Interest rates are in the midst of their biggest increase in many years. This is going to have a massive impact on the housing market and related stocks such as the SPDR Homebuilders ETFs (NYSEARC:XHB).
It starts with overall mortgage rates. The average interest rate on a 30-year fixed mortgage has risen from 3.2% at the start of last year to over 5% now. This has a huge effect on affordability.
It would be easy to take this data and conclude that another 2008-style housing bust is on the way. But that’s probably not the case. For one thing, banks have maintained much higher lending standards this time around, so don’t count on a huge wave of bad debt crashing into the financial system. And more specifically, some mitigating factors may also support the market.
With that in mind, here are some factors to consider when analyzing the impact of rising interest rates on the housing market.
Beware of particularly overvalued markets
A key consideration is that real estate remains a very localized market. It’s true that mortgage rates are rising at a similar pace nationally. However, this will not have the same impact on each specific market. Indeed, housing demand is primarily driven by migration to or from a region, as well as local affordability. Some analysts suggest that the markets that have boomed over the past two years are now particularly exposed to downside risk.
A May study by researchers at Florida Atlantic University and Florida International University found that of the 100 largest urban areas in the United States, four have housing markets that are at least 60% overvalued. Eleven other markets were overvalued by at least 50%.
According to this study, the most overvalued market in the country is in Boise, Idaho. The median home there now cost $516,548 at the time, but should only cost $299,202 based on historical prices in that city. It appears the rush of remote workers moving to Boise during the pandemic has caused a market imbalance.
Other most expensive markets included No. 2 Austin, No. 3 Ogden and No. 4 Las Vegas. All of these cities have also attracted significant numbers of remote workers over the past two years. In contrast, traditionally expensive markets such as New York and San Francisco have proven to be fairer according to this study, as prices have inflated much less in recent years compared to their long-standing benchmark levels.
Higher rates will limit housing mobility
It used to be that homeowners were happy to refinance their mortgage or move into new homes in no time. This will change in a world where mortgage rates are much higher.
A $500,000 30-year mortgage at 3.3% would cost about $2,100 per month. At an interest rate of 6.6%, that same $500,000 mortgage would cost $3,100 per month, or a thousand dollars more per month. Mortgage rates are not yet at 6.6%, but they could easily get there with a few more rate hikes from the Federal Reserve.

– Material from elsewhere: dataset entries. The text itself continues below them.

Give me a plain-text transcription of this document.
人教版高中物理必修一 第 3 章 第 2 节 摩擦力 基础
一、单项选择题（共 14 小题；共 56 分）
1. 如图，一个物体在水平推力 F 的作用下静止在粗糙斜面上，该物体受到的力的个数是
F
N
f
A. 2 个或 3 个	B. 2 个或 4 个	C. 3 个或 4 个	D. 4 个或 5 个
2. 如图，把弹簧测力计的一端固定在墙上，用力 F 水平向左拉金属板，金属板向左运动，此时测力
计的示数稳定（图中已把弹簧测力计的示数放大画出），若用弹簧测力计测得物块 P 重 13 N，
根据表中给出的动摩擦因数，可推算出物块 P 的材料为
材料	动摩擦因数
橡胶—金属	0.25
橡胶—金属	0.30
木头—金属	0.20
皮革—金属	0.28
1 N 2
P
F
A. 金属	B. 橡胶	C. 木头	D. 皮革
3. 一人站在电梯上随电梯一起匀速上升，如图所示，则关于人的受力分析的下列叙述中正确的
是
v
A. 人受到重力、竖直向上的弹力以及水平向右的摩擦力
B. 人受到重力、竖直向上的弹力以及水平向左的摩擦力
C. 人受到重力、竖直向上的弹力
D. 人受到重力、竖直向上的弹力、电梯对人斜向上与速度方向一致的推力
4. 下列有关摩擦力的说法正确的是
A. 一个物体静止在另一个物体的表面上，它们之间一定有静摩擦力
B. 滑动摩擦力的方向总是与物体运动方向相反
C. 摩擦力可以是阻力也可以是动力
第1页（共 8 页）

This means that anyone thinking of moving will have to mentally add several hundred dollars a month to their housing expenses to buy a home for the same price as the one they currently own. This will significantly reduce labor flexibility. Many people will refuse to accept jobs in different cities, as the additional housing expenses will negate the positive effects of the new job.
Demographics will eventually support the housing market
While there are obvious downsides to the housing market, don’t bet on another crash like the one in 2008. Prices haven’t risen as dramatically as they did during that bubble, and lending standards don’t have not eroded as strongly.
It is also of utmost importance that there is a huge structural shortage of housing supply. From 1995 to 2008, the United States began building at least 1.5 million new homes each year. However, following the 2008 collapse, many homebuilders went bankrupt and banks were reluctant to lend on new construction.
This led to housing starts falling to just around 500,000 for several years during the housing crash. America only returned to 1 million annual units in 2014, and it eventually hit the 1.5 million level – the old benchmark – in 2020. This shortage of new housing construction has led to millions of homes missing, in total, compared to what the US economy normally would have turned out.
At the same time, the important millennial generation is aging. Many people in this age group are looking to get married, have children and start their own homes. These future buyers will provide great firepower to support the housing market despite the impact of the sharp rise in interest rates.
The housing market is already showing concrete signs of slowing, such as building permits, mortgage applications and housing market research activity. The Federal Reserve’s rate hike campaign will almost certainly cool the previously hot market. But it probably won’t be a national meltdown, unlike 2008.
Against all odds, the coming downturn in the housing market may actually hit cities like Austin, Las Vegas and Boise the hardest. These cities quickly attracted an influx of remote workers. However, as mortgages become more and more expensive, the advantages of these cities will fade compared to cheaper options.
The sharp rise in mortgage rates will encourage many people to stay in their current homes, as it will be too expensive to move given the significantly higher interest charges on new mortgages. And finally, millennial buyers waiting in the wings should provide significant support to the housing market after its initial period of weakness over the next 12 months.
As of the date of publication, Ian Bezek had (neither directly nor indirectly) any position in the securities mentioned in this article. The opinions expressed in this article are those of the author, subject to InvestorPlace.com publishing guidelines.